Tracin · Answer 2 · Mon Jun 17 2024 16:27:12 GMT+0800 (China Standard Time)

@sashkboos Thanks! I just realize that. XQDiag(a) * Q^TW can not make QQ^T canceled but XQ * Q^TDiag(a)W can. That's cool.

telemorne · Answer 3 · Tue Jul 02 2024 00:22:04 GMT+0800 (China Standard Time)

@Tracin
Can you please explain a little more in detail how you altered the script to work with LLama3 for offline weight-only quantization, or if you have a script that would be appreciated?

Tracin · Answer 4 · Fri Jul 05 2024 11:07:34 GMT+0800 (China Standard Time)

@telemorne Sure, first remove all online hadamard operations described in this issue.
In layernorm_fusion, you need to set LN weights to 1.0 (bias to 0.0 if have any) after fused.
Then save_pretrained.

telemorne · Answer 5 · Tue Jul 09 2024 04:57:57 GMT+0800 (China Standard Time)

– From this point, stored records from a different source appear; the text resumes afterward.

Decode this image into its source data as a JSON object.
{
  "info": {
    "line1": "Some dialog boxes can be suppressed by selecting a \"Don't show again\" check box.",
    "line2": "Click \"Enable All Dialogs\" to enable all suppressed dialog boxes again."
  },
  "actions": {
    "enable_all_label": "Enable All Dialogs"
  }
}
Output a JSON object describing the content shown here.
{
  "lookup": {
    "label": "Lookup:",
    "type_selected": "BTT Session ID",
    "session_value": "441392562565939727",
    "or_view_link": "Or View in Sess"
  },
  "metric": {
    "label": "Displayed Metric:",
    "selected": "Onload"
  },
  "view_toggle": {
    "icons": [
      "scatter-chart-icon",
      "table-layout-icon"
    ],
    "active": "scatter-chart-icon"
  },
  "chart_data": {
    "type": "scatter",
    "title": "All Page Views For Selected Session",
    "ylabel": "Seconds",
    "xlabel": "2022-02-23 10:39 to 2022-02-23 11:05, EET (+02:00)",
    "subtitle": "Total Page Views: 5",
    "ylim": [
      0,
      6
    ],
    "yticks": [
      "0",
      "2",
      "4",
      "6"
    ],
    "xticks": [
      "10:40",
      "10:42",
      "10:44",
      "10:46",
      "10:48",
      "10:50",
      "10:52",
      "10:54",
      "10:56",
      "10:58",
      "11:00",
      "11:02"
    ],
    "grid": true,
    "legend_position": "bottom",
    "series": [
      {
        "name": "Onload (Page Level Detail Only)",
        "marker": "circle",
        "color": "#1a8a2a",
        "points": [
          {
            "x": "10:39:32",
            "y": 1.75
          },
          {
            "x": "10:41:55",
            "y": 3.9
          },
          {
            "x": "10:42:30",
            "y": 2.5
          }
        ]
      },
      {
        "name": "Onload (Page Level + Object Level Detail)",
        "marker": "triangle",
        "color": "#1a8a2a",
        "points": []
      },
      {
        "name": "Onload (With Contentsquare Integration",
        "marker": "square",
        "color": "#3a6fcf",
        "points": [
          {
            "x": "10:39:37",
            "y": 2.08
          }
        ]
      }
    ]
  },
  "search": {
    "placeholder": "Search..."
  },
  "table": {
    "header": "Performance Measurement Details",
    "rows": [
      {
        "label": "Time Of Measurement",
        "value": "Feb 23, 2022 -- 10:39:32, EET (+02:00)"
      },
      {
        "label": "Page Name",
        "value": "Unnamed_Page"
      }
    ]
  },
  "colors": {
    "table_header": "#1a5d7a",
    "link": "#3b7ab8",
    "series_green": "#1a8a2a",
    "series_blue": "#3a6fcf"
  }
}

@Tracin Sorry for the numerous questions, one last thing which class did you use to load the model using the from_pretrained function(is it LlamaForCausalLM?) because I am facing some dimensionality issues?

Tracin · Answer 6 · Tue Jul 09 2024 10:31:30 GMT+0800 (China Standard Time)

@Tracin Sorry for the numerous questions, one last thing which class did you use to load the model using the from_pretrained function(is it LlamaForCausalLM?) because I am facing some dimensionality issues?

Yes, please save model using LlamaForCausalLM from transformers.